L'articolo 85 del nostro codice penale specifica che è imputabile solamente il soggetto con capacità di intendere e di volere. L’imputabilità è una condizione psichica, ottenuta in Italia al compimento dei 14 anni, nella quale l’individuo deve trovarsi per essere sottoposto a sanzione. Il requisito principale dell’imputabilità è la presenza della capacità di intendere e di volere, due facoltà che devono sussistere contemporeanamente entrambe.  

Intendere significa avere la capacità di apprezzamento e di previsione della portata delle proprie azioni sul piano morale e giuridico. Per volere invece si intende l’esercizio autonomo delle proprie scelte secondo motivazioni coscienti. É importante sottolineare che la responsabilità penale in caso di infermità mentale segue il principio di individualizzazione. Non è sufficiente una data diagnosi ma è necessaria una valutazione caso per caso per dichiarare se la malattia sia intervenuta nella genesi del fatto delittuoso e in che grado.  

 

 

Vizio totale e vizio parziale di mente 

Solo le cause patologiche giustificano la non punibilità e soltanto qualora queste abbiano compromesso la capacità di intendere e di volere al momento stesso del reato.  

Il codice penale richiede, dopo aver accertato la presenza di infermità mentale, ovvero quei disturbi attribuibili a malattia, una valutazione quantitativa. Quanto la condizione patologica limita la capacità di intendere e di volere? 

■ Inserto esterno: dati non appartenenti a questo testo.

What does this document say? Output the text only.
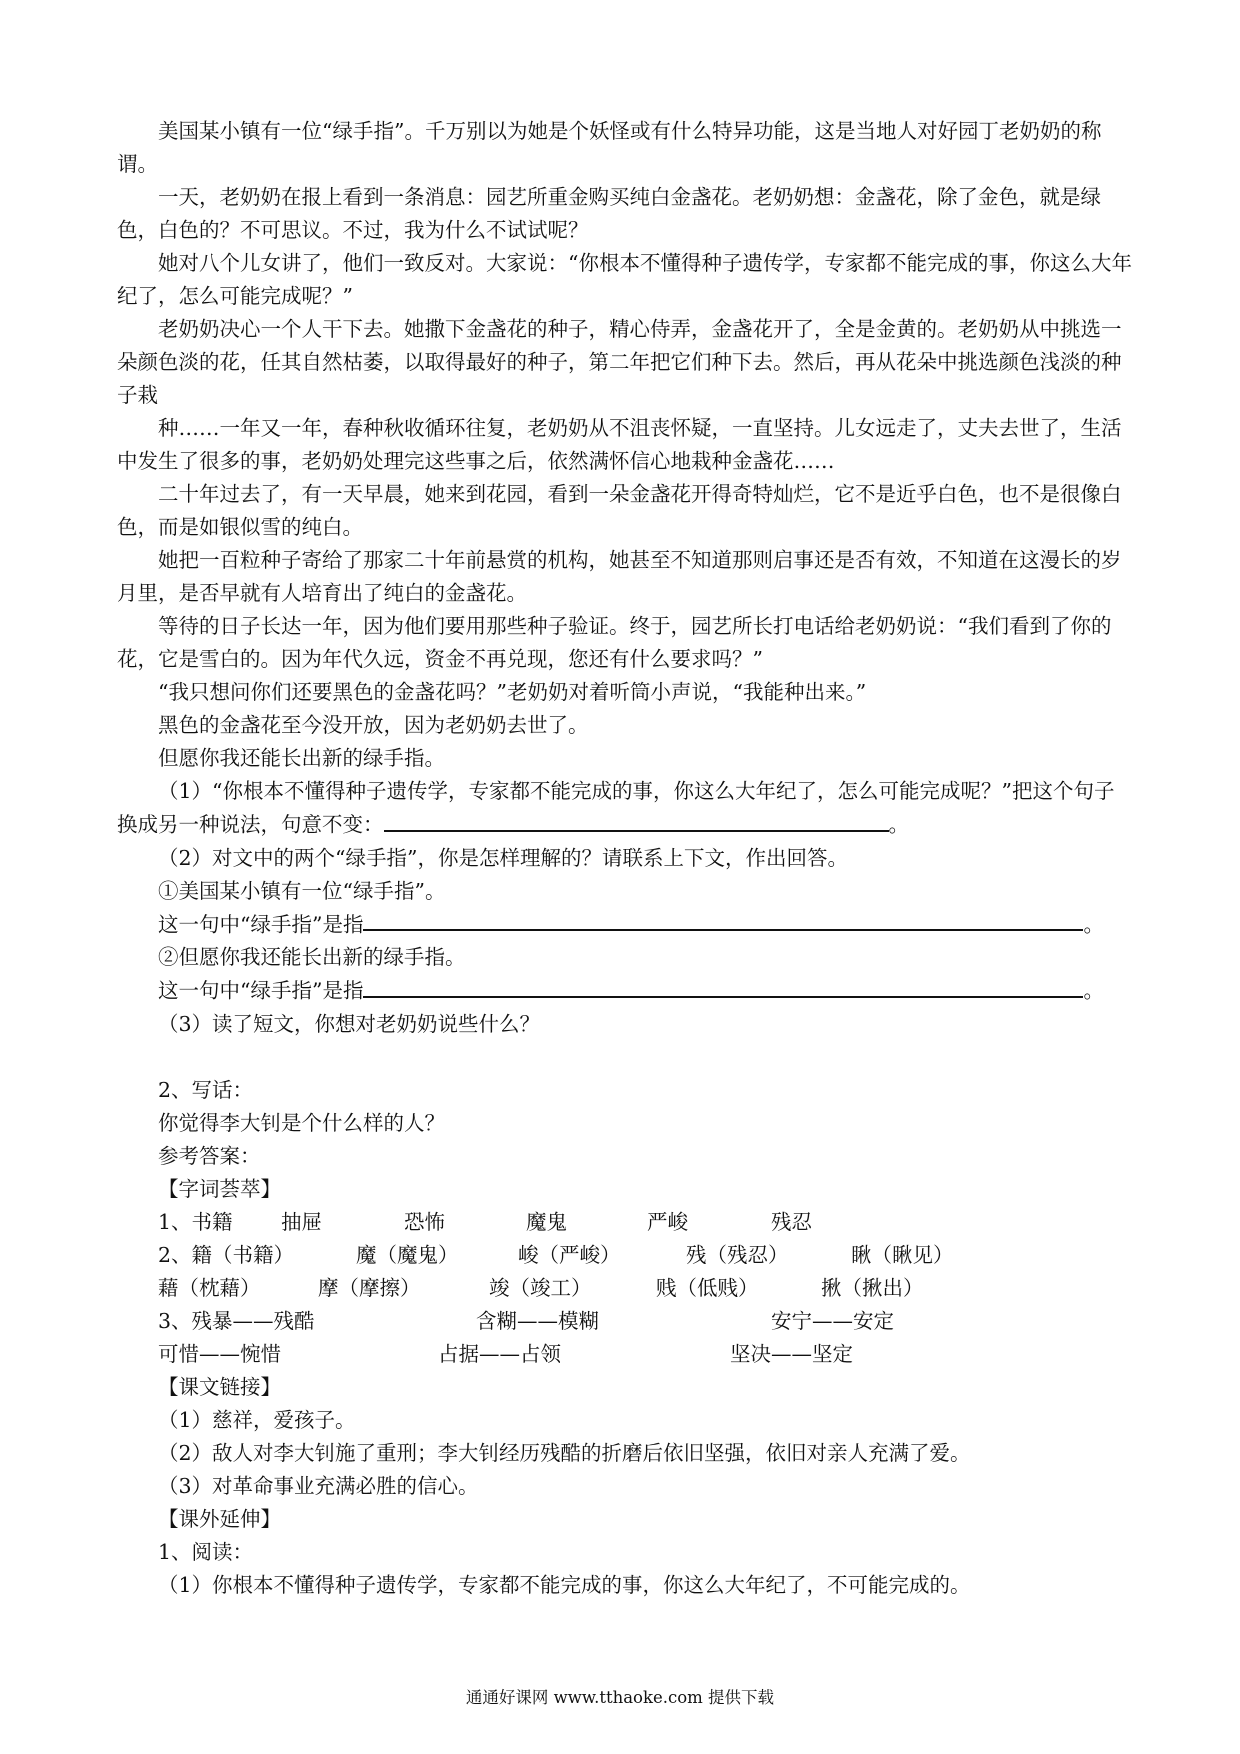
美国某小镇有一位“绿手指”。千万别以为她是个妖怪或有什么特异功能，这是当地人对好园丁老奶奶的称谓。

一天，老奶奶在报上看到一条消息：园艺所重金购买纯白金盏花。老奶奶想：金盏花，除了金色，就是绿色，白色的？不可思议。不过，我为什么不试试呢？

她对八个儿女讲了，他们一致反对。大家说：“你根本不懂得种子遗传学，专家都不能完成的事，你这么大年纪了，怎么可能完成呢？”

老奶奶决心一个人干下去。她撒下金盏花的种子，精心侍弄，金盏花开了，全是金黄的。老奶奶从中挑选一朵颜色淡的花，任其自然枯萎，以取得最好的种子，第二年把它们种下去。然后，再从花朵中挑选颜色浅淡的种子栽

种……一年又一年，春种秋收循环往复，老奶奶从不沮丧怀疑，一直坚持。儿女远走了，丈夫去世了，生活中发生了很多的事，老奶奶处理完这些事之后，依然满怀信心地栽种金盏花……

二十年过去了，有一天早晨，她来到花园，看到一朵金盏花开得奇特灿烂，它不是近乎白色，也不是很像白色，而是如银似雪的纯白。

她把一百粒种子寄给了那家二十年前悬赏的机构，她甚至不知道那则启事还是否有效，不知道在这漫长的岁月里，是否早就有人培育出了纯白的金盏花。

等待的日子长达一年，因为他们要用那些种子验证。终于，园艺所长打电话给老奶奶说：“我们看到了你的花，它是雪白的。因为年代久远，资金不再兑现，您还有什么要求吗？”

“我只想问你们还要黑色的金盏花吗？”老奶奶对着听筒小声说，“我能种出来。”

黑色的金盏花至今没开放，因为老奶奶去世了。

但愿你我还能长出新的绿手指。

（1）“你根本不懂得种子遗传学，专家都不能完成的事，你这么大年纪了，怎么可能完成呢？”把这个句子换成另一种说法，句意不变：	。

（2）对文中的两个“绿手指”，你是怎样理解的？请联系上下文，作出回答。

①美国某小镇有一位“绿手指”。

这一句中“绿手指”是指	。

②但愿你我还能长出新的绿手指。

这一句中“绿手指”是指	。

（3）读了短文，你想对老奶奶说些什么？

2、写话：

你觉得李大钊是个什么样的人？

参考答案：

【字词荟萃】

1、书籍	抽屉	恐怖	魔鬼	严峻	残忍
2、籍（书籍）	魔（魔鬼）	峻（严峻）	残（残忍）	瞅（瞅见）
藉（枕藉）	摩（摩擦）	竣（竣工）	贱（低贱）	揪（揪出）
3、残暴——残酷	含糊——模糊	安宁——安定
可惜——惋惜	占据——占领	坚决——坚定

【课文链接】

（1）慈祥，爱孩子。

（2）敌人对李大钊施了重刑；李大钊经历残酷的折磨后依旧坚强，依旧对亲人充满了爱。

（3）对革命事业充满必胜的信心。

【课外延伸】

1、阅读：

（1）你根本不懂得种子遗传学，专家都不能完成的事，你这么大年纪了，不可能完成的。

通通好课网 www.tthaoke.com 提供下载
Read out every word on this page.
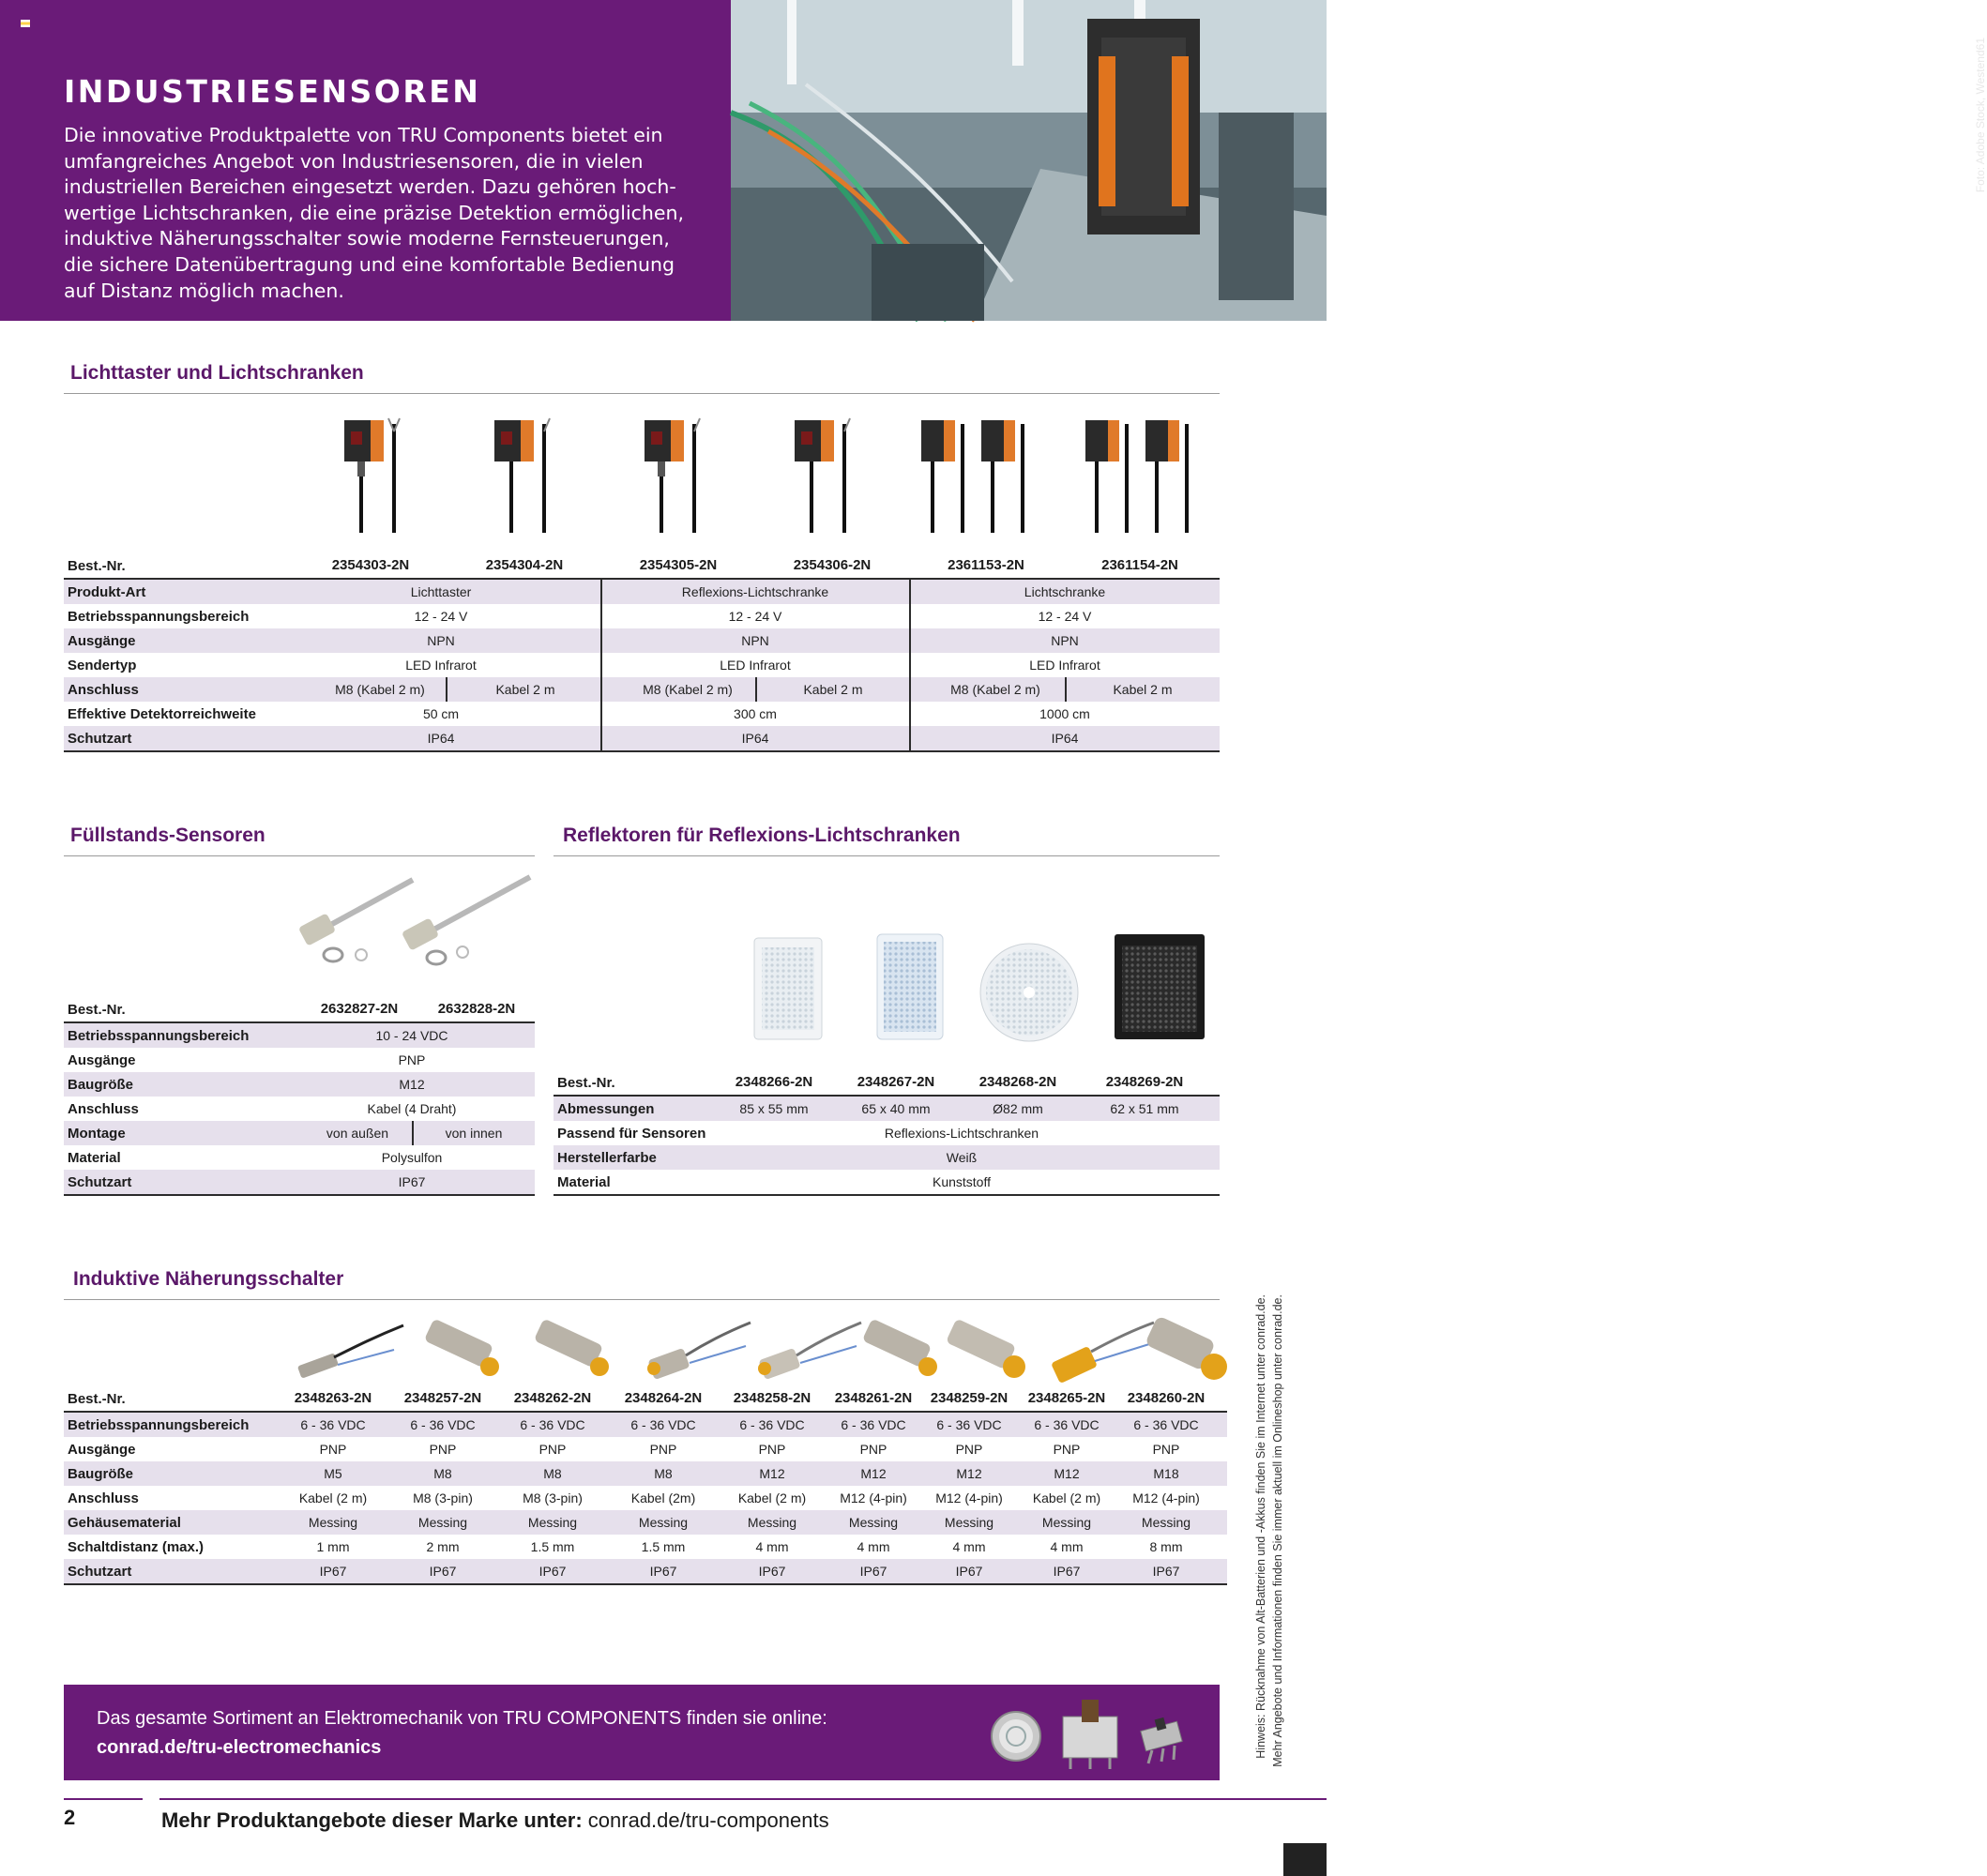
INDUSTRIESENSOREN

Die innovative Produktpalette von TRU Components bietet ein umfangreiches Angebot von Industriesensoren, die in vielen industriellen Bereichen eingesetzt werden. Dazu gehören hoch-wertige Lichtschranken, die eine präzise Detektion ermöglichen, induktive Näherungsschalter sowie moderne Fernsteuerungen, die sichere Datenübertragung und eine komfortable Bedienung auf Distanz möglich machen.

Foto: Adobe Stock, Westend61
Lichttaster und Lichtschranken
Best.-Nr.	2354303-2N	2354304-2N	2354305-2N	2354306-2N	2361153-2N	2361154-2N
Produkt-Art	Lichttaster	Reflexions-Lichtschranke	Lichtschranke
Betriebsspannungsbereich	12 - 24 V	12 - 24 V	12 - 24 V
Ausgänge	NPN	NPN	NPN
Sendertyp	LED Infrarot	LED Infrarot	LED Infrarot
Anschluss	M8 (Kabel 2 m)	Kabel 2 m	M8 (Kabel 2 m)	Kabel 2 m	M8 (Kabel 2 m)	Kabel 2 m
Effektive Detektorreichweite	50 cm	300 cm	1000 cm
Schutzart	IP64	IP64	IP64
Füllstands-Sensoren
Best.-Nr.	2632827-2N	2632828-2N
Betriebsspannungsbereich	10 - 24 VDC
Ausgänge	PNP
Baugröße	M12
Anschluss	Kabel (4 Draht)
Montage	von außen	von innen
Material	Polysulfon
Schutzart	IP67
Reflektoren für Reflexions-Lichtschranken
Best.-Nr.	2348266-2N	2348267-2N	2348268-2N	2348269-2N
Abmessungen	85 x 55 mm	65 x 40 mm	Ø82 mm	62 x 51 mm
Passend für Sensoren	Reflexions-Lichtschranken
Herstellerfarbe	Weiß
Material	Kunststoff
Induktive Näherungsschalter
Best.-Nr.	2348263-2N	2348257-2N	2348262-2N	2348264-2N	2348258-2N	2348261-2N	2348259-2N	2348265-2N	2348260-2N
Betriebsspannungsbereich	6 - 36 VDC	6 - 36 VDC	6 - 36 VDC	6 - 36 VDC	6 - 36 VDC	6 - 36 VDC	6 - 36 VDC	6 - 36 VDC	6 - 36 VDC
Ausgänge	PNP	PNP	PNP	PNP	PNP	PNP	PNP	PNP	PNP
Baugröße	M5	M8	M8	M8	M12	M12	M12	M12	M18
Anschluss	Kabel (2 m)	M8 (3-pin)	M8 (3-pin)	Kabel (2m)	Kabel (2 m)	M12 (4-pin)	M12 (4-pin)	Kabel (2 m)	M12 (4-pin)
Gehäusematerial	Messing	Messing	Messing	Messing	Messing	Messing	Messing	Messing	Messing
Schaltdistanz (max.)	1 mm	2 mm	1.5 mm	1.5 mm	4 mm	4 mm	4 mm	4 mm	8 mm
Schutzart	IP67	IP67	IP67	IP67	IP67	IP67	IP67	IP67	IP67
Das gesamte Sortiment an Elektromechanik von TRU COMPONENTS finden sie online:
conrad.de/tru-electromechanics
2	Mehr Produktangebote dieser Marke unter: conrad.de/tru-components
Hinweis: Rücknahme von Alt-Batterien und -Akkus finden Sie im Internet unter conrad.de. Mehr Angebote und Informationen finden Sie immer aktuell im Onlineshop unter conrad.de.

  • Se la capacità è completamente compromessa si realizza il vizio totale di mente, e il reo non è punibile. (art. 88 c.p.) 
  • Se la capacità è grandemente scemata ma non esclusa del tutto si realizza il vizio parziale di mente, e il reo è imputabile ma con pena ridotta (art. 89 c.p.) 
  • Se la capacità non subisce interferenze dal disturbo, l’imputabilità rimane piena.  

 

 

Questioni di giudizio 

La valutazione sull’imputabilità è eseguita caso per caso, con il presupposto che sia difficile e non si possa essere certi che una persona abbia commesso un fatto perché voluto o perché la malattia lo ha costretto a compierlo. Tuttavia ciò permette che non vi sia attribuito erroneamente alcun automatismo fra vizio di mente e incapacità.  

Tre sono gli stereotipi che il metodo psicopatologico-normativo permette di superare: 

  • La malattia mentale non equivale a pericolosità.
  • La malattia non investe sempre e per forza tutta la personalità. 
  • Non sussiste nessun legame tra tipi di disturbi e certi reati.